BenRacicot commented 4 years ago

A vote for opt-out here. If the feature is added we can choose to adopt it, or not :)

I wrote about relying on global (1 level specific) styles for all elements within your application. This keeps component styles small and also at single levels of specificity for easy override... and more.

If the CSS blocks I mention are broken out to load as their own files and only strategically loaded on pages which require them then CSS weight and FOUC could be even further optimized and component weight reduced also.

<link rel="stylesheet" href="global-layout.css"> <-- minimum CSS first

<link rel="stylesheet" href="search-page.css" media="only x" onload="this.media='all'">
<noscript><link rel="stylesheet" href="styles.css"></noscript>

Consider a prefetching strategy for broken up global styles

Also, combining the proposed noscript with prefetching to cache the rest of the blocks would remove CSS loading time from UX.

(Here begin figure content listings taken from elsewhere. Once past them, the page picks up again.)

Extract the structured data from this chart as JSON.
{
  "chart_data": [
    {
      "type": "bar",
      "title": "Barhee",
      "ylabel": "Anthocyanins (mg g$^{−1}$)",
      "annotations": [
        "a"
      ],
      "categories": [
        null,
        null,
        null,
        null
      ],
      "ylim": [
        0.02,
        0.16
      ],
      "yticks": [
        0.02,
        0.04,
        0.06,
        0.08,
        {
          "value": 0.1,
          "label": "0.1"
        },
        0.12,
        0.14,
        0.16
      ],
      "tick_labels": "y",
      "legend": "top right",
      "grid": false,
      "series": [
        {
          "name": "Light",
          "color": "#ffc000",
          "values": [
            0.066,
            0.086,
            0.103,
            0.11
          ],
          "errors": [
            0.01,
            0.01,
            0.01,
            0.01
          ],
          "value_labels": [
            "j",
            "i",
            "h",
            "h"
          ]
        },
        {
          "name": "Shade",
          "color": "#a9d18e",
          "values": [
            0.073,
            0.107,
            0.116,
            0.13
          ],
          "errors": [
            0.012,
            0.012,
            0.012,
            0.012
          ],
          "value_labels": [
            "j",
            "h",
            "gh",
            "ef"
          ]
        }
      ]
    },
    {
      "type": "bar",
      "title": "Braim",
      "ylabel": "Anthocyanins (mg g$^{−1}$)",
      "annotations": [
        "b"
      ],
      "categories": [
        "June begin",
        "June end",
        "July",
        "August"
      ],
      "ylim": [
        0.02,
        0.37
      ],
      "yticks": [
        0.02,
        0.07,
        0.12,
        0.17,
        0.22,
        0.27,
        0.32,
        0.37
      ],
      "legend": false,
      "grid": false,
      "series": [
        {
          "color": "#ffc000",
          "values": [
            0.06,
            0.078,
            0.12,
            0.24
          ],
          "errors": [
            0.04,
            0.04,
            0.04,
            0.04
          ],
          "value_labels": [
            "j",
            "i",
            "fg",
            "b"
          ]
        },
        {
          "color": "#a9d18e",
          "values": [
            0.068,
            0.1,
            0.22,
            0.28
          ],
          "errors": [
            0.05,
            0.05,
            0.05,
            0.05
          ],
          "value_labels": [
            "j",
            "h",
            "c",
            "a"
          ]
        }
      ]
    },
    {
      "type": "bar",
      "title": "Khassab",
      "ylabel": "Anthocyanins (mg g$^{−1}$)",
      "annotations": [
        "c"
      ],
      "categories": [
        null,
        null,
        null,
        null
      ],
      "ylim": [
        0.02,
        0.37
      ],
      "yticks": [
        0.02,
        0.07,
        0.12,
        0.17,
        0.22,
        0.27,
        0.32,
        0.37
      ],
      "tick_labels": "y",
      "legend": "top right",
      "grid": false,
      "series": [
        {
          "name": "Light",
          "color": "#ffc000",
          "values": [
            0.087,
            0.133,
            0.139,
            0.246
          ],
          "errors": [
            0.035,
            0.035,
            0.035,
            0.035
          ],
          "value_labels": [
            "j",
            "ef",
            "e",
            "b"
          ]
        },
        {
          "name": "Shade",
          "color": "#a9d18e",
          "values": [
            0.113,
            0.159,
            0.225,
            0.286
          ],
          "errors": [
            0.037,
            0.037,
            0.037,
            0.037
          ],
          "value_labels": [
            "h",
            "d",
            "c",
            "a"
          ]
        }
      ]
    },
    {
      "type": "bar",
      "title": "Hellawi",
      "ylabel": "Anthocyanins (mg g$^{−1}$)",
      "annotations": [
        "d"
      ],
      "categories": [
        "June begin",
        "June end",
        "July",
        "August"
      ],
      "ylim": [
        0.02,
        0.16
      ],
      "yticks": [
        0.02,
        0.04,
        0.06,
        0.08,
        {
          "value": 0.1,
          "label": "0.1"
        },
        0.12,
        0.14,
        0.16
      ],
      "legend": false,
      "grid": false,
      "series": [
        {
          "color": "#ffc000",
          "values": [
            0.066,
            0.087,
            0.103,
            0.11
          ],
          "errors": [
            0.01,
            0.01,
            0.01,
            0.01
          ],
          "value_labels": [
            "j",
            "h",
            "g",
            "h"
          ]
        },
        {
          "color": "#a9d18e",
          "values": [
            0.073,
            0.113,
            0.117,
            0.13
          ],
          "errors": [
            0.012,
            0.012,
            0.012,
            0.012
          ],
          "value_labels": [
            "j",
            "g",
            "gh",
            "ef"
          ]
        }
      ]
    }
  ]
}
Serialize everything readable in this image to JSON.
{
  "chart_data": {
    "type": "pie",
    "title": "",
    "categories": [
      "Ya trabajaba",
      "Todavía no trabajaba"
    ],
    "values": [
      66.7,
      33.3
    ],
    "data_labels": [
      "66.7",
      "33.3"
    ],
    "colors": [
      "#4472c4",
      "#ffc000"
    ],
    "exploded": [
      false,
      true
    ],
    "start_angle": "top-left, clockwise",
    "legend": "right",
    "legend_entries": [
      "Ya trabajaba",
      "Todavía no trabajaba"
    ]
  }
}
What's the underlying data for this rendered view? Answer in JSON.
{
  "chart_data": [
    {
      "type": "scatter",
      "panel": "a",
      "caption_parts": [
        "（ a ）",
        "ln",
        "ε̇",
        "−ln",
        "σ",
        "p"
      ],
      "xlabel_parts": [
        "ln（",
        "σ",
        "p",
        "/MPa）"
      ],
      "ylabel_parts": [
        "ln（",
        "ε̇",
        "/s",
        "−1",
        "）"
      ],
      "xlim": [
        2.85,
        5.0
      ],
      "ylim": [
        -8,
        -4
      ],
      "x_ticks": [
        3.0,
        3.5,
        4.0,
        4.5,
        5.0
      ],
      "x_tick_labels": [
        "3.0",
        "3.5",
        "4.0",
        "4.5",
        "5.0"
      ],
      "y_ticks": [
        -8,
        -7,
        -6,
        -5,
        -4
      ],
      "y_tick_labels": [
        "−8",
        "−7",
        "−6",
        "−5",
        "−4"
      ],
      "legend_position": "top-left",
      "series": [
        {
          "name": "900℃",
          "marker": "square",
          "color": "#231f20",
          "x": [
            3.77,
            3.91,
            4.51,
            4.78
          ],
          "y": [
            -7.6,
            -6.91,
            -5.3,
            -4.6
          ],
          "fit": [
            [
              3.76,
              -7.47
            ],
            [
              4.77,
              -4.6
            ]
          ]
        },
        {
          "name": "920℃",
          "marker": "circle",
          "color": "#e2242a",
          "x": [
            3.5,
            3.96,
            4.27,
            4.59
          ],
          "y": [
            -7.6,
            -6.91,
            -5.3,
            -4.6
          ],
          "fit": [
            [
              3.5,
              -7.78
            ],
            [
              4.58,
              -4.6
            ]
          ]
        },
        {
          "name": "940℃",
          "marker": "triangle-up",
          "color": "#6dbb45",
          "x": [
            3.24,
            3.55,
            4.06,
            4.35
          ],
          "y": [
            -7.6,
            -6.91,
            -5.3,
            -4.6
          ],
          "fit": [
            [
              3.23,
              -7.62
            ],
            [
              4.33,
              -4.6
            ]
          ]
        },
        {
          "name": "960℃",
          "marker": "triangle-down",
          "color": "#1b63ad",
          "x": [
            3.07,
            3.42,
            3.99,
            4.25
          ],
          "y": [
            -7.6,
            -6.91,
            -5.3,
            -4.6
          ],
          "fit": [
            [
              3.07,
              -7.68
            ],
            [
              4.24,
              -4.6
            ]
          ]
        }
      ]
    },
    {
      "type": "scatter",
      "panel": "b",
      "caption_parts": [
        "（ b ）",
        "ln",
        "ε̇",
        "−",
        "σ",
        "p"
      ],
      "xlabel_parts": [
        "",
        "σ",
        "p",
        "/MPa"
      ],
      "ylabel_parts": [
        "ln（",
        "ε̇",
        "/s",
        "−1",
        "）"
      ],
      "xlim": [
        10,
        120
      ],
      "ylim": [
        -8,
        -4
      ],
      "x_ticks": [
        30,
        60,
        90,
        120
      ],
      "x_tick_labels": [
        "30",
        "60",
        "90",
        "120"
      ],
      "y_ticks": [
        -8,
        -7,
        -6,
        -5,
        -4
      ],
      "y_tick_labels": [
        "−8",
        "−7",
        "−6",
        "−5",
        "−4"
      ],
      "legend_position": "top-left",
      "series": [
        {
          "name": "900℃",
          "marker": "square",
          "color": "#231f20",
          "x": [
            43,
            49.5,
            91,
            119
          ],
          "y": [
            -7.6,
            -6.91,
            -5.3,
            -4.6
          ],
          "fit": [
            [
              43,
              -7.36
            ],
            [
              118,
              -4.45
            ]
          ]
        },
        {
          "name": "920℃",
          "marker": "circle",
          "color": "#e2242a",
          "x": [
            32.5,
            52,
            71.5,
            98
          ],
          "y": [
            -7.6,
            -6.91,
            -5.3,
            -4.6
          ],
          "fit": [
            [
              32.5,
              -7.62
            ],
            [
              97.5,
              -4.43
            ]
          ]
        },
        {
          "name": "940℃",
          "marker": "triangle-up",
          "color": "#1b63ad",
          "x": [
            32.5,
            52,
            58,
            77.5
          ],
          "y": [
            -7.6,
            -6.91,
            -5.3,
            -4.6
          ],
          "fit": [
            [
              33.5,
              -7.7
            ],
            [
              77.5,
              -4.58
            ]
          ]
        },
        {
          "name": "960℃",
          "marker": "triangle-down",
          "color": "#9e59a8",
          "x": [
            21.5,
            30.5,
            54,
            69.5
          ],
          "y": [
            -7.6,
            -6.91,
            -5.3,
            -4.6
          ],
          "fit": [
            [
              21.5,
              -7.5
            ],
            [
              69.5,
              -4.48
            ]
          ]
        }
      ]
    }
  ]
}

<link rel="prefetch profile style" title="profile styles" href="profile.css">
ruslanguns commented 4 years ago

I think It should be an opt-out option to ease the way for those who are starting with the framework and who do not understand the subject very well since this functionality if it comes by default, would speed up the app built time and solve this problem in bundle sizes and who have more knowledge and who need to disable this option for some reason, allow an option to disable this behavior would be fine.

I think that considering a threshold on each specific project should be analyzed and based on the average of the applications that are usually made with Angular, to say a measure of this threshold would be totally unwise, so I agree with @felipeplets that this information who's better than the analytics collected by Angular and Google itself to make this decision. But yes, I think bundle budgets should be added to both new and existing applications. Come on, this is highly cool.

alan-agius4 commented 3 years ago

This concludes the 2 week commenting period for our RFC. I'd like to thank everyone for their time reading through this and providing valuable feedback. We at the Angular team really appreciate this.

To wrap this up, the main takeaways are:

  1. Based on the feedback above, all the mentioned features should be on opt-out bases.
  2. It was noted that we should not used a faux media only x, instead we should use print.
  3. New budgets should be added for both new and existing projects.
  4. The community requested an out of the box solution to prune unused CSS.